Interfaith Relationship Indonesia

Ketua Panitia Pembangunan Masjid Warga Kristen September 14, 2012

Filed under: Uncategorized — IRIndonesia @ 1:15 am
Tags: ,

Masjid Nurul Taqiem terletak di ujung jalan kecil yang jarang dilalui warga masyarakat, sehingga terkesan berada di daerah terpencil. Ternyata, masjid berukuran kecil ini menyimpan sejarah sikap toleransi dan persaudaran antarumat beragama yang tinggi sejak awal berdirinya.

ROCKY BOELAN, Kupang

JALAN Komodo merupakan lintas utama Kelurahan Bakunase 2 Kecamatan Kota Raja sebagai kelurahan baru yang berdiri tahun 2009. Saat mengitari jalan ini, tampak hanya berdiri bangunan umum seperti sekolah, kantor polisi dan bangunan gereja.

Warga Kelurahan Bakunase 2 didiami sekira 2.400 jiwa yang menempati dua lingkungan terbesar yaitu Oetona dan Labat. 98 persen warga Kelurahan Bakunase 2 pemeluk agama Kristen dan Katolik. Hanya segelintir warga pemeluk agama Islam dan sebagian besar mendiami lingkungan yang terkenal disebut Kampung Alor.

Sejak lama dinamakan Kampung Alor, karena terdiri dari penduduk bersuku Alor. Kampung Alor Oetona terletak di jalan Cemara yang hanya berjarak sepanjang 200 meter melalui cabang masuk di depan kantor lurah Bakunase 2 sekarang.

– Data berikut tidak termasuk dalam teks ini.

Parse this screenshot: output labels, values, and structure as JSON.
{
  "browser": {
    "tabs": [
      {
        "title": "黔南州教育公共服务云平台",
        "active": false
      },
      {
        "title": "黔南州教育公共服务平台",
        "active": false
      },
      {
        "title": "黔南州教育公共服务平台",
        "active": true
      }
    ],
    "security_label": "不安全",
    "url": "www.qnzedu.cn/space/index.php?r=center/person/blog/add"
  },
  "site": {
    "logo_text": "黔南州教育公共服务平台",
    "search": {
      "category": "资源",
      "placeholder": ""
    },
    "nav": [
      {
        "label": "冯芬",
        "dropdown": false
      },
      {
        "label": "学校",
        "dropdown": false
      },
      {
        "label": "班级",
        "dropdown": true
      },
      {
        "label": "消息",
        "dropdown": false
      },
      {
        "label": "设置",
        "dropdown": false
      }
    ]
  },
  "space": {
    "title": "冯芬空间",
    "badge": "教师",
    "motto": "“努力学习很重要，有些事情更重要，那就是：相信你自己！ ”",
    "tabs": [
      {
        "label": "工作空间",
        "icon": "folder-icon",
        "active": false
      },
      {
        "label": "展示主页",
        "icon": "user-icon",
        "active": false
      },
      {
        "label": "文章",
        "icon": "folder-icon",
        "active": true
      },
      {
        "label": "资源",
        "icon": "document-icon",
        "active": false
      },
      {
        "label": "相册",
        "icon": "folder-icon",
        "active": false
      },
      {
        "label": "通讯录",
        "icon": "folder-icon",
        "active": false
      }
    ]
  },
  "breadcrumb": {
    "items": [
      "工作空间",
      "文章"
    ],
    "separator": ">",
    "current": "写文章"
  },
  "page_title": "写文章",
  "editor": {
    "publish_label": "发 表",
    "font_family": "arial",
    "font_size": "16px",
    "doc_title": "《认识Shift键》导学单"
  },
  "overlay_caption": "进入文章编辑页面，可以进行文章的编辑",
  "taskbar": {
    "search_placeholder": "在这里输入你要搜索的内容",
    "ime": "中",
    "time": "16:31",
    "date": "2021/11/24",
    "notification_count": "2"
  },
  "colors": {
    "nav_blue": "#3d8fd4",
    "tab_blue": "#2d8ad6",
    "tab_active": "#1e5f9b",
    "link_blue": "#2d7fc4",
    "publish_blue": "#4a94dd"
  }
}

Diujung jalan Cemara merupakan batas lingkungan Oetona dan Labat, tampak area persawahan terbesar di Kelurahan Bakunase.
Disitulah berdiri Masjid Nurul Taqiem yang tampak tidak besar.
Pantauan Timor Express, Kamis (16/8) tampak jemaah Masjid Nurul Taqiem laki-laki dan perempuan khusuk bertarawih.

Jemaah ini konon merupakan bagian dari jemaah Masjid Baiturrahman Kelurahan Bakunase. Namun karena jarak tempuh jemaah dari Kampung Alor ke Bakunase cukup jauh, maka sejak tahun 1970 didirikan sebuah Langgar (bangunan ibadah umat Islam yang lebih kecil dari masjid). Baru tahun 1981, jemaah setempat memulai pembangunan Masjid Nurul Taqiem.

Imam kedua Masjid Nurul Taqiem, Muhammad Kasim saat ditemui Timor Express menceritakan, pembangunan masjid itu melibatkan seluruh warga Kampung Alor Oetona, baik beragama Islam maupun Kristen. Bahkan, ketua panitia pembangunan Masjid Nurul Taqiem bernama Benyamin La’a yang merupakan seorang warga pemeluk agama Kristen.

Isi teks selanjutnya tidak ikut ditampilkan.